Investors have bid up media stocks too much. Business conditions may have stopped their plunge but that doesn't mean advertising is bouncing back. The bankruptcy filing of General Motors can't be good for the ad market. GM boosted its ad spending 11% last year, according to TNS Media Intelligence, even as the auto category shrank. As GM is the biggest in the auto category, any reduction in GM's spending this year will likely hurt media companies.
More important, some of the selloff in media stocks last year related to concerns about secular shifts in businesses like DVD sales. Those concerns remain as valid today as last fall, yet investors appear to have put them to one side. More important is the hope of a cyclical upturn.
When it comes to cable stocks, though, investors are ignoring cyclical strength to focus on long-term threats. Admittedly, cable companies are affected by the economy. Fewer homes being built reduces demand, while budget-conscious consumers may cut down on premium extras like digital-video recorders.

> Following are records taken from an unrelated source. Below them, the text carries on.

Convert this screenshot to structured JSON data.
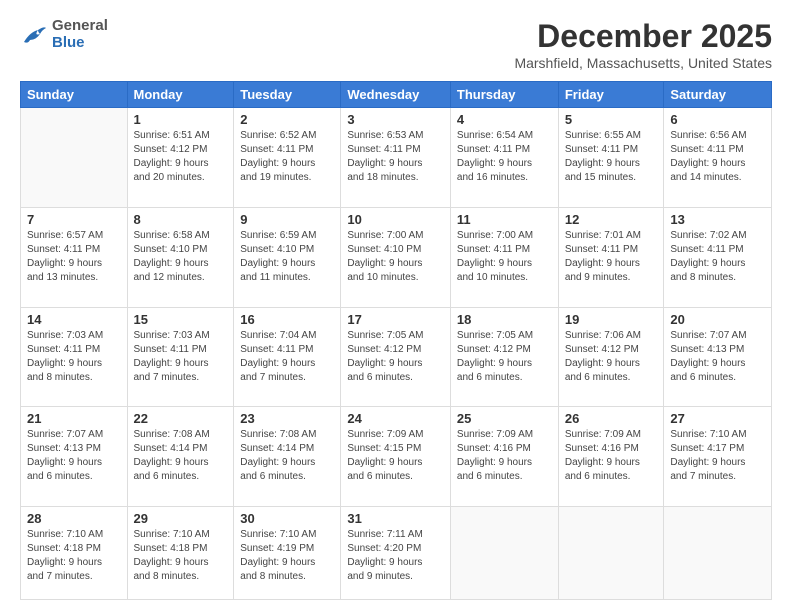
{
  "header": {
    "logo_general": "General",
    "logo_blue": "Blue",
    "month_title": "December 2025",
    "location": "Marshfield, Massachusetts, United States"
  },
  "days_of_week": [
    "Sunday",
    "Monday",
    "Tuesday",
    "Wednesday",
    "Thursday",
    "Friday",
    "Saturday"
  ],
  "weeks": [
    [
      {
        "day": "",
        "info": ""
      },
      {
        "day": "1",
        "info": "Sunrise: 6:51 AM\nSunset: 4:12 PM\nDaylight: 9 hours\nand 20 minutes."
      },
      {
        "day": "2",
        "info": "Sunrise: 6:52 AM\nSunset: 4:11 PM\nDaylight: 9 hours\nand 19 minutes."
      },
      {
        "day": "3",
        "info": "Sunrise: 6:53 AM\nSunset: 4:11 PM\nDaylight: 9 hours\nand 18 minutes."
      },
      {
        "day": "4",
        "info": "Sunrise: 6:54 AM\nSunset: 4:11 PM\nDaylight: 9 hours\nand 16 minutes."
      },
      {
        "day": "5",
        "info": "Sunrise: 6:55 AM\nSunset: 4:11 PM\nDaylight: 9 hours\nand 15 minutes."
      },
      {
        "day": "6",
        "info": "Sunrise: 6:56 AM\nSunset: 4:11 PM\nDaylight: 9 hours\nand 14 minutes."
      }
    ],
    [
      {
        "day": "7",
        "info": "Sunrise: 6:57 AM\nSunset: 4:11 PM\nDaylight: 9 hours\nand 13 minutes."
      },
      {
        "day": "8",
        "info": "Sunrise: 6:58 AM\nSunset: 4:10 PM\nDaylight: 9 hours\nand 12 minutes."
      },
      {
        "day": "9",
        "info": "Sunrise: 6:59 AM\nSunset: 4:10 PM\nDaylight: 9 hours\nand 11 minutes."
      },
      {
        "day": "10",
        "info": "Sunrise: 7:00 AM\nSunset: 4:10 PM\nDaylight: 9 hours\nand 10 minutes."
      },
      {
        "day": "11",
        "info": "Sunrise: 7:00 AM\nSunset: 4:11 PM\nDaylight: 9 hours\nand 10 minutes."
      },
      {
        "day": "12",
        "info": "Sunrise: 7:01 AM\nSunset: 4:11 PM\nDaylight: 9 hours\nand 9 minutes."
      },
      {
        "day": "13",
        "info": "Sunrise: 7:02 AM\nSunset: 4:11 PM\nDaylight: 9 hours\nand 8 minutes."
      }
    ],
    [
      {
        "day": "14",
        "info": "Sunrise: 7:03 AM\nSunset: 4:11 PM\nDaylight: 9 hours\nand 8 minutes."
      },
      {
        "day": "15",
        "info": "Sunrise: 7:03 AM\nSunset: 4:11 PM\nDaylight: 9 hours\nand 7 minutes."
      },
      {
        "day": "16",
        "info": "Sunrise: 7:04 AM\nSunset: 4:11 PM\nDaylight: 9 hours\nand 7 minutes."
      },
      {
        "day": "17",
        "info": "Sunrise: 7:05 AM\nSunset: 4:12 PM\nDaylight: 9 hours\nand 6 minutes."
      },
      {
        "day": "18",
        "info": "Sunrise: 7:05 AM\nSunset: 4:12 PM\nDaylight: 9 hours\nand 6 minutes."
      },
      {
        "day": "19",
        "info": "Sunrise: 7:06 AM\nSunset: 4:12 PM\nDaylight: 9 hours\nand 6 minutes."
      },
      {
        "day": "20",
        "info": "Sunrise: 7:07 AM\nSunset: 4:13 PM\nDaylight: 9 hours\nand 6 minutes."
      }
    ],
    [
      {
        "day": "21",
        "info": "Sunrise: 7:07 AM\nSunset: 4:13 PM\nDaylight: 9 hours\nand 6 minutes."
      },
      {
        "day": "22",
        "info": "Sunrise: 7:08 AM\nSunset: 4:14 PM\nDaylight: 9 hours\nand 6 minutes."
      },
      {
        "day": "23",
        "info": "Sunrise: 7:08 AM\nSunset: 4:14 PM\nDaylight: 9 hours\nand 6 minutes."
      },
      {
        "day": "24",
        "info": "Sunrise: 7:09 AM\nSunset: 4:15 PM\nDaylight: 9 hours\nand 6 minutes."
      },
      {
        "day": "25",
        "info": "Sunrise: 7:09 AM\nSunset: 4:16 PM\nDaylight: 9 hours\nand 6 minutes."
      },
      {
        "day": "26",
        "info": "Sunrise: 7:09 AM\nSunset: 4:16 PM\nDaylight: 9 hours\nand 6 minutes."
      },
      {
        "day": "27",
        "info": "Sunrise: 7:10 AM\nSunset: 4:17 PM\nDaylight: 9 hours\nand 7 minutes."
      }
    ],
    [
      {
        "day": "28",
        "info": "Sunrise: 7:10 AM\nSunset: 4:18 PM\nDaylight: 9 hours\nand 7 minutes."
      },
      {
        "day": "29",
        "info": "Sunrise: 7:10 AM\nSunset: 4:18 PM\nDaylight: 9 hours\nand 8 minutes."
      },
      {
        "day": "30",
        "info": "Sunrise: 7:10 AM\nSunset: 4:19 PM\nDaylight: 9 hours\nand 8 minutes."
      },
      {
        "day": "31",
        "info": "Sunrise: 7:11 AM\nSunset: 4:20 PM\nDaylight: 9 hours\nand 9 minutes."
      },
      {
        "day": "",
        "info": ""
      },
      {
        "day": "",
        "info": ""
      },
      {
        "day": "",
        "info": ""
      }
    ]
  ]
}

Even so, in the past two quarters, as Ebitda at media companies fell, cable operators saw growth. For 2009, Barclays projects entertainment companies' Ebitda will decline by an average of 0.9% while cable and satellite will expand 4.9%.
Worries about cable relate more to competition and technology shifts, as consumers start watching more video online. The threat posed by Verizon Communications and AT&T is real, as each takes market share. Near term, though, cable operators still can expand. Gabelli analyst Christopher Marangi projects compound annual growth for the cable industry of about 4% in revenue and 5% for Ebitda between 2008 and 2012. That is assuming Verizon and AT&T achieve 20% penetration of homes with their video offering by 2012.
But Internet video is arguably more a problem for the media companies that own cable channels than the cable operators. While both lose revenue if people cut off their television subscription in favor of online video, the cable operators' costs go down, because they no longer pay as much to the channel owners. Also, to watch video online consumers must pay for the broadband services offered by, among others, the cable operators.
Neither cable operators nor media companies will emerge unscathed from the transformation of entertainment usage wrought by the Internet. But at these valuations, cable operators may be a better bet for investors.